Herbert Müller: „Ich denke, es ist ganz, ganz wichtig, dass wir auch auf das tägliche Brot aufpassen. Man kann in der Champions League nur spielen, wenn man in der Bundesliga auch Meister geworden ist oder ganz oben dabei ist. Von daher ist das immer noch das Wichtigste. Die Champions League ist natürlich eine sensationelle Belohnung des letzten Jahres. Aber auf der anderen Seite weiß man ganz genau, dass die Champions League auch irgendwann ein Ende hat. Ein Ende, wo man nicht mit dem Titel dastehen kann. Während man in der Bundesliga natürlich den eigenen Titel wieder verteidigen will.“

Gut. Aber in der Champions League kann doch in diesem harten Konkurrenzkampf der Reifeprozess der Spielerinnen schneller voran gehen?

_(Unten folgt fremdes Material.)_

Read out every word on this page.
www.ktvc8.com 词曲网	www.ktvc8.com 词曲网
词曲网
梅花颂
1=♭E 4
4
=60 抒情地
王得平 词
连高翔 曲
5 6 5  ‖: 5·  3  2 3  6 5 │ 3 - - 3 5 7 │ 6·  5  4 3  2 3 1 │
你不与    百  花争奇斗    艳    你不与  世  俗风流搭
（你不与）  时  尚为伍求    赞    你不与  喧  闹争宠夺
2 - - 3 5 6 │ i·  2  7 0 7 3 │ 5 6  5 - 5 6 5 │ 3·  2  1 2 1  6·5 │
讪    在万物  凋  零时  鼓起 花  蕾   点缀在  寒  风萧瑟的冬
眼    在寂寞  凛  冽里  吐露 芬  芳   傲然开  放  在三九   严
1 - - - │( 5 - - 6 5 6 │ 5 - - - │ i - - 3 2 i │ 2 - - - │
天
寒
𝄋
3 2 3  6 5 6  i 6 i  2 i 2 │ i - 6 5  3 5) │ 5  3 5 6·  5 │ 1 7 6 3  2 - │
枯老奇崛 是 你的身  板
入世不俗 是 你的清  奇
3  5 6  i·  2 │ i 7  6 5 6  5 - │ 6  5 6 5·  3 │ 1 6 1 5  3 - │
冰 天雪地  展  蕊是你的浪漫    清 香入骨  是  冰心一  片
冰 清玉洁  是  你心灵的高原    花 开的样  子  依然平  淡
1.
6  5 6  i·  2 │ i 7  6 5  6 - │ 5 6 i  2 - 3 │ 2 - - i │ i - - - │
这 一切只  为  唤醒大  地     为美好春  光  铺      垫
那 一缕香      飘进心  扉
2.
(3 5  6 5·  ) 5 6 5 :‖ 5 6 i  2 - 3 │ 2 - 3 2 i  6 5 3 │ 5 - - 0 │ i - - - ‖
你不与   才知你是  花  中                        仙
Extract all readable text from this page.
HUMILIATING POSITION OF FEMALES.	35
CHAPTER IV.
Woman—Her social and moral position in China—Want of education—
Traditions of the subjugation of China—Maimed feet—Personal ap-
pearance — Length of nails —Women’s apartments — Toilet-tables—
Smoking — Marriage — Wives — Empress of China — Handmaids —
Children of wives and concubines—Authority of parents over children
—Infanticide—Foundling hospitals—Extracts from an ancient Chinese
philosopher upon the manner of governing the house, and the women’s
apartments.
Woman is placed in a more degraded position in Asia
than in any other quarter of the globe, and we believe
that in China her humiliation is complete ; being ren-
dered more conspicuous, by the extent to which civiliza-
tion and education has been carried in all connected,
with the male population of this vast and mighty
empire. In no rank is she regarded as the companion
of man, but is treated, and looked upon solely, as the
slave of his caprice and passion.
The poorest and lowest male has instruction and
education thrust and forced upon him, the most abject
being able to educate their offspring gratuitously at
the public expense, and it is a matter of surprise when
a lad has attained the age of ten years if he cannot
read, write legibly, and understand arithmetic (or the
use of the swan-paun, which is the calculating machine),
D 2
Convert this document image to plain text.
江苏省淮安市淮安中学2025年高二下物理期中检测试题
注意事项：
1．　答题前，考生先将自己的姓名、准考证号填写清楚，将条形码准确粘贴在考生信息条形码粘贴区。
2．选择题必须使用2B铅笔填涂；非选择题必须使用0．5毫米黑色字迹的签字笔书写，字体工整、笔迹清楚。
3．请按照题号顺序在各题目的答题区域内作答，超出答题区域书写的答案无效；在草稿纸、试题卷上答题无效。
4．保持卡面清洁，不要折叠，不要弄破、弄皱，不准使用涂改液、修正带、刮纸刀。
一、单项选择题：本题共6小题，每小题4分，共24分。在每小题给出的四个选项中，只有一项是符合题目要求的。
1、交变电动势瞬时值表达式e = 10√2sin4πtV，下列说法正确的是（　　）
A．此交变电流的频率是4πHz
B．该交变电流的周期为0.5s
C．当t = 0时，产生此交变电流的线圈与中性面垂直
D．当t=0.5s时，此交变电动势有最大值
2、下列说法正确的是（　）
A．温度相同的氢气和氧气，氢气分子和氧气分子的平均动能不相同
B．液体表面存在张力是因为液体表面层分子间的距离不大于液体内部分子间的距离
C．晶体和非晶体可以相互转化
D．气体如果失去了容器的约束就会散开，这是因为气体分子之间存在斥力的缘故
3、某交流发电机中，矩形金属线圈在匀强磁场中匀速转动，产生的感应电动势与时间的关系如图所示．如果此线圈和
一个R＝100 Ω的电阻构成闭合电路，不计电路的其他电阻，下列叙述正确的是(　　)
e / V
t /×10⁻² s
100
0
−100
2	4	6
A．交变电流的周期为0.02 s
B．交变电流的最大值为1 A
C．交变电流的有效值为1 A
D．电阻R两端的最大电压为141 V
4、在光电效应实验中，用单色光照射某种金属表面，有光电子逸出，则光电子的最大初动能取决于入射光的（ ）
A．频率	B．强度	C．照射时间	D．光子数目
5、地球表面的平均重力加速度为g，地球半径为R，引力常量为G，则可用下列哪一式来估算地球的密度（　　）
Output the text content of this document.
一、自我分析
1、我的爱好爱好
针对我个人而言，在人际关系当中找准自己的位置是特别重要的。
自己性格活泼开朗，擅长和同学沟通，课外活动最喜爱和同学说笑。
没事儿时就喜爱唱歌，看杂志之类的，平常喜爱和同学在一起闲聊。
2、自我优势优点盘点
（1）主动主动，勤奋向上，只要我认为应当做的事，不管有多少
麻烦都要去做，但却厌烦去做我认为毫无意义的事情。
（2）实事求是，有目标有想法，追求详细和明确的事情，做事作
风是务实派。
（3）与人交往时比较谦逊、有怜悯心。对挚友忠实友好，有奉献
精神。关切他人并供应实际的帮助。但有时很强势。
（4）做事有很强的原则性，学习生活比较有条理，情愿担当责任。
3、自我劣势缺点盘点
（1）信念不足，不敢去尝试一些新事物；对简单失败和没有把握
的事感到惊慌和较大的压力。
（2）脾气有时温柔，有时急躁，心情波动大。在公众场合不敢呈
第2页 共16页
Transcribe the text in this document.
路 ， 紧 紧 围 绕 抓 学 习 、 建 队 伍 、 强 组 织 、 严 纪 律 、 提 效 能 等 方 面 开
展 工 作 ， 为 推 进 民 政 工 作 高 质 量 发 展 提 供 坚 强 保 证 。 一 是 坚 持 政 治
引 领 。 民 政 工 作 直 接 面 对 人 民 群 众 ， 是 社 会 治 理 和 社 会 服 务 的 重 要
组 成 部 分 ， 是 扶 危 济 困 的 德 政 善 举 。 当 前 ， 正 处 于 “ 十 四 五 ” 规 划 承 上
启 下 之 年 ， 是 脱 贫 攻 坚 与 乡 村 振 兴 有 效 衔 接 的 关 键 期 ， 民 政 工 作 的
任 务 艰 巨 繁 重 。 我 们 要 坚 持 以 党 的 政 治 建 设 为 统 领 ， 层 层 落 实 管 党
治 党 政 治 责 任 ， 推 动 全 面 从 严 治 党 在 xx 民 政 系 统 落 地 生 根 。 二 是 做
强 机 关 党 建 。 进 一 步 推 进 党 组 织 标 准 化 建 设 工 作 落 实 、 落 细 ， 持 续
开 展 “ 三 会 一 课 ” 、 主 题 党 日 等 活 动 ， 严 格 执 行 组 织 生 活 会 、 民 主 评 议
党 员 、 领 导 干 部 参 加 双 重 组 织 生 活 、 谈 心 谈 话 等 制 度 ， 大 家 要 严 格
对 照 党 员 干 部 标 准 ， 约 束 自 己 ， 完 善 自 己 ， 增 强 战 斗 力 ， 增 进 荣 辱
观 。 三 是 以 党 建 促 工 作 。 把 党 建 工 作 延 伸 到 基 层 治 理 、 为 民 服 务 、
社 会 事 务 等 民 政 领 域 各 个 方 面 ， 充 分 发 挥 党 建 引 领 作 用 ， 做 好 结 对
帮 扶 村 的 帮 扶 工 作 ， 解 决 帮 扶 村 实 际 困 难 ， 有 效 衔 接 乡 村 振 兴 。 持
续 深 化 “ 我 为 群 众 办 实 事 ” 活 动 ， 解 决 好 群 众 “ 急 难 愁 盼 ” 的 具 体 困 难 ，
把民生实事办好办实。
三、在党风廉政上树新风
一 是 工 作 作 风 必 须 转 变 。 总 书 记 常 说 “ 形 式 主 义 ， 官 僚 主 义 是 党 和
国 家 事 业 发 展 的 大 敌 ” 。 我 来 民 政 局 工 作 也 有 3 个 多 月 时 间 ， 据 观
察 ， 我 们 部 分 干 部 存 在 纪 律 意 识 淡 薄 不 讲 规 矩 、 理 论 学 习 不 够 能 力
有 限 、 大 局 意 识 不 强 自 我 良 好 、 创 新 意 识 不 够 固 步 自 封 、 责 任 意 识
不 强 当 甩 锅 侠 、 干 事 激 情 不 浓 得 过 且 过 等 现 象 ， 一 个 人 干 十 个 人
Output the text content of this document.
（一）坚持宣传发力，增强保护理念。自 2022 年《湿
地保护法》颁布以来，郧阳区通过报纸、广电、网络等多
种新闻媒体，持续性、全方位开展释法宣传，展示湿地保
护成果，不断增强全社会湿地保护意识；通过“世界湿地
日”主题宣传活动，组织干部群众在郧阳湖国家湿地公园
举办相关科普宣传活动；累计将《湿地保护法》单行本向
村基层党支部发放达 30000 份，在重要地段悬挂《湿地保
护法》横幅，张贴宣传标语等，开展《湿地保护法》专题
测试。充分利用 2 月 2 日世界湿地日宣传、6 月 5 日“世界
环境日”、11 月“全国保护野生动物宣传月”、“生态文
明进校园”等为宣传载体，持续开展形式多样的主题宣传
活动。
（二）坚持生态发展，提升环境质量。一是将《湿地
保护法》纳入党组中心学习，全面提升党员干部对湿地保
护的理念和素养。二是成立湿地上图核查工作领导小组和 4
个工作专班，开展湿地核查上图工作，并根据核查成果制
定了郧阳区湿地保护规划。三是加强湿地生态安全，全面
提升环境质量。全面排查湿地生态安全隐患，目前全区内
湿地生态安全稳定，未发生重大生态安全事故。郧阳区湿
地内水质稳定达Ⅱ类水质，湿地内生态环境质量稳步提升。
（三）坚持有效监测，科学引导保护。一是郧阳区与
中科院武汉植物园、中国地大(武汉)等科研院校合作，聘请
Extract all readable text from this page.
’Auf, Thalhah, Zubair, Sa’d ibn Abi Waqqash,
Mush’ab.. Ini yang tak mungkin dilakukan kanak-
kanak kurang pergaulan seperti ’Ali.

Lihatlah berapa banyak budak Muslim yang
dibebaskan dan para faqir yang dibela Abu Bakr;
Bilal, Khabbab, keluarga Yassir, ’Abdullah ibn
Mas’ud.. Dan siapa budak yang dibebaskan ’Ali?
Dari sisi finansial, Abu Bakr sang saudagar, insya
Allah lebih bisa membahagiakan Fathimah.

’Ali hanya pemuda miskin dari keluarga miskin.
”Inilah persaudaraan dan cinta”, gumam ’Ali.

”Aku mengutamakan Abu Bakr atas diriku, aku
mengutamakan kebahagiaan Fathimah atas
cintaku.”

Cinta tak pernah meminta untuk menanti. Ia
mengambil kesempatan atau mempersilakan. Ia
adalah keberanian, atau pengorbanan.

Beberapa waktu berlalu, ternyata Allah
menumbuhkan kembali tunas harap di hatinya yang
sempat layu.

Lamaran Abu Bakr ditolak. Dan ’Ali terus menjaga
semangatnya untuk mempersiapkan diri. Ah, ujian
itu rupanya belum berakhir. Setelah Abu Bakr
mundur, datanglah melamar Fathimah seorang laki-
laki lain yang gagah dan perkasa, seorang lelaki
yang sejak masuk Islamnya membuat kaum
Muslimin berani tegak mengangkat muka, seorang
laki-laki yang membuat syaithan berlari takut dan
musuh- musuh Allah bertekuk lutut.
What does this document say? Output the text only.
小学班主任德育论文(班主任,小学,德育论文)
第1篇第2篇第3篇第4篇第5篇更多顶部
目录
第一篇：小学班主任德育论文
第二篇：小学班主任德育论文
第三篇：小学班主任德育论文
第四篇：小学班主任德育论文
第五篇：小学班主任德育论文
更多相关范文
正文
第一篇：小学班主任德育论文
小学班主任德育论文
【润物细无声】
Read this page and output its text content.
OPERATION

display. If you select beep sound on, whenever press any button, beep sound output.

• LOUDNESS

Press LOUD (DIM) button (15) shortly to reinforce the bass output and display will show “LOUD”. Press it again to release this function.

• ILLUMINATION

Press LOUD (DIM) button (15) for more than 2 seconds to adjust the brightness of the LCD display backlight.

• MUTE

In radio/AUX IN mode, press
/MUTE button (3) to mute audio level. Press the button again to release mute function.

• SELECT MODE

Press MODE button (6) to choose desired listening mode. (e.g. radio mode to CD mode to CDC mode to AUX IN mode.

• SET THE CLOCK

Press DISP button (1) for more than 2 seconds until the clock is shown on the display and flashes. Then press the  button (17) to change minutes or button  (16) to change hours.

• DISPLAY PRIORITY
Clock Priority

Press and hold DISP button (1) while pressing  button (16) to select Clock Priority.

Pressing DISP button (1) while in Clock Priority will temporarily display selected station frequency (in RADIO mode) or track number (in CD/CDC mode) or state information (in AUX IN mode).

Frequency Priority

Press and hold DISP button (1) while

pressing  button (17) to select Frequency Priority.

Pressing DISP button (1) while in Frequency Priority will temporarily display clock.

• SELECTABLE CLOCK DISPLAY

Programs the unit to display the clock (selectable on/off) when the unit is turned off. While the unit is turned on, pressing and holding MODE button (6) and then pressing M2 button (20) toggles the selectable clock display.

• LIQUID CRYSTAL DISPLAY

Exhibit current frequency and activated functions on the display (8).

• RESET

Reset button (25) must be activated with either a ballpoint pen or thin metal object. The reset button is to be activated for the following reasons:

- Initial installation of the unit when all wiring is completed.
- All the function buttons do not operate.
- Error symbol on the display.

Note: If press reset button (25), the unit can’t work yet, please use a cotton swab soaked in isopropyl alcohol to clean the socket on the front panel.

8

Herbert Müller: „Definitiv. Die Champions League ist ein absolutes Highlight, das Größte überhaupt. Dass man da teilnehmen darf und da will man sich natürlich auch gut präsentieren. Man will die Bundesliga, den eigenen Verein und den deutschen Handball gut präsentieren. Und da wollen wir natürlich sehr gut ausschauen. Wir wissen natürlich, was wir da für Großkaliber erwischt haben. Wir müssen den Spagat auch zwischen der Favoritenrolle in der Bundesliga und der Außenseiterrolle in der Champions League schaffen. Ich denke, dass Győr in diesem Jahr eine fast unschlagbare Mannschaft hat. Wir werden aber nicht reingehen und da etwas herschenken, sondern wir werden alles daran setzen, um auch einem solchen Favoriten ein Bein zu stellen. Und was die anderen beiden Gruppengegner betrifft, werden wir ihnen alles abfordern und wir werden um unsere Chance kämpfen, um vielleicht die große Überraschung zu schaffen.“

Würden Sie in dieser Saison lieber ins Halbfinale der Champions League einziehen, dafür aber nicht deutscher Meister werden?      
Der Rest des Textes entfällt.